With the help of PCR, we obtained many copies of a section of the very end of our gene. Two primers defined the beginning and end of the DRD4 repeat region. They cut it out and copied it many times using the enzyme polymerase, which reproduces the sequence of nucleotides in the image and likeness of the originally available segment of the gene. This process is called amplification. This all happened automatically in a special amplifier. To determine polymorphism, we conducted electrophoresis – the very races that we have already talked about. Our expert molecular biologist Vera Bashmakova dripped the samples obtained after PCR into the wells of the agarose gel. 
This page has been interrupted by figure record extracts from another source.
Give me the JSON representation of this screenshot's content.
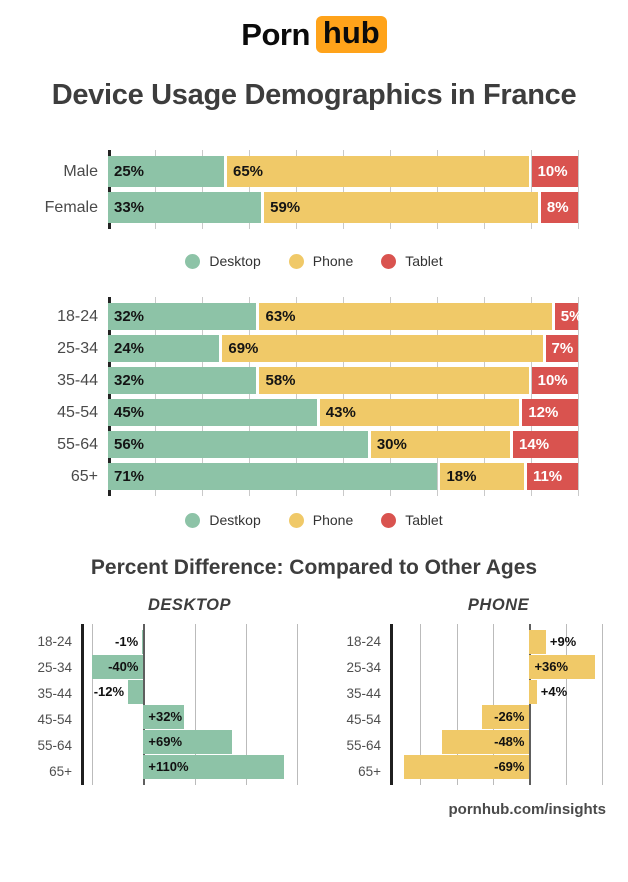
{
  "logo": {
    "part1": "Porn",
    "part2": "hub"
  },
  "title": "Device Usage Demographics in France",
  "section2_title": "Percent Difference: Compared to Other Ages",
  "footer": "pornhub.com/insights",
  "colors": {
    "desktop": "#8dc3a7",
    "phone": "#f0c968",
    "tablet": "#d9534f",
    "brand_orange": "#ffa31a",
    "heading_text": "#3d3d3d"
  },
  "chart_data": [
    {
      "type": "bar",
      "subtype": "stacked-horizontal",
      "title": "",
      "categories": [
        "Male",
        "Female"
      ],
      "series": [
        {
          "name": "Desktop",
          "color_key": "desktop",
          "values": [
            25,
            33
          ]
        },
        {
          "name": "Phone",
          "color_key": "phone",
          "values": [
            65,
            59
          ]
        },
        {
          "name": "Tablet",
          "color_key": "tablet",
          "values": [
            10,
            8
          ]
        }
      ],
      "legend": [
        "Desktop",
        "Phone",
        "Tablet"
      ],
      "legend_position": "bottom",
      "xlim": [
        0,
        100
      ],
      "gridline_step": 10,
      "grid": true
    },
    {
      "type": "bar",
      "subtype": "stacked-horizontal",
      "title": "",
      "categories": [
        "18-24",
        "25-34",
        "35-44",
        "45-54",
        "55-64",
        "65+"
      ],
      "series": [
        {
          "name": "Desktop",
          "color_key": "desktop",
          "values": [
            32,
            24,
            32,
            45,
            56,
            71
          ]
        },
        {
          "name": "Phone",
          "color_key": "phone",
          "values": [
            63,
            69,
            58,
            43,
            30,
            18
          ]
        },
        {
          "name": "Tablet",
          "color_key": "tablet",
          "values": [
            5,
            7,
            10,
            12,
            14,
            11
          ]
        }
      ],
      "legend": [
        "Destkop",
        "Phone",
        "Tablet"
      ],
      "legend_position": "bottom",
      "xlim": [
        0,
        100
      ],
      "gridline_step": 10,
      "grid": true
    },
    {
      "type": "bar",
      "subtype": "diverging-horizontal",
      "title": "DESKTOP",
      "categories": [
        "18-24",
        "25-34",
        "35-44",
        "45-54",
        "55-64",
        "65+"
      ],
      "values": [
        -1,
        -40,
        -12,
        32,
        69,
        110
      ],
      "labels": [
        "-1%",
        "-40%",
        "-12%",
        "+32%",
        "+69%",
        "+110%"
      ],
      "color_key": "desktop",
      "xlim": [
        -48,
        120
      ],
      "gridlines": [
        -40,
        0,
        40,
        80,
        120
      ],
      "grid": true
    },
    {
      "type": "bar",
      "subtype": "diverging-horizontal",
      "title": "PHONE",
      "categories": [
        "18-24",
        "25-34",
        "35-44",
        "45-54",
        "55-64",
        "65+"
      ],
      "values": [
        9,
        36,
        4,
        -26,
        -48,
        -69
      ],
      "labels": [
        "+9%",
        "+36%",
        "+4%",
        "-26%",
        "-48%",
        "-69%"
      ],
      "color_key": "phone",
      "xlim": [
        -76,
        42
      ],
      "gridlines": [
        -60,
        -40,
        -20,
        0,
        20,
        40
      ],
      "grid": true
    }
  ]
}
Then an electric current was passed through the gel. The charged DNA molecules moved in an electric field, and the speed of their movement depended on the number of repeats in the gene: the more there are, the slower the DNA segment. We added a special solution to the gel, which illuminated the DNA if the gel was illuminated with ultraviolet light on a transilluminator. The distance was measured with a molecular weight marker – and voila, you have the adventurous “slow” allele 7R.

The entire analysis took about two hours (excluding the DNA extraction process).

In just two days of the picnic, about 150 people underwent genotyping, of which 13% were genetic adventurers. Moreover, on average, for the Russian population, the 7R variant is found in only 5% of people . It turns out that the concentration of genetic adventurers at the GeekPicnic is increased. By the way, one of the Saturday adventurers was so carried away by field genetics that he came to us on Sunday as a volunteer. UPD : and in St. Petersburg the concentration of genetic adventurers is lower: only 2.5%. In total, for the second weekend of the Gikpiknik in St. Petersburg, we genotyped 160 people.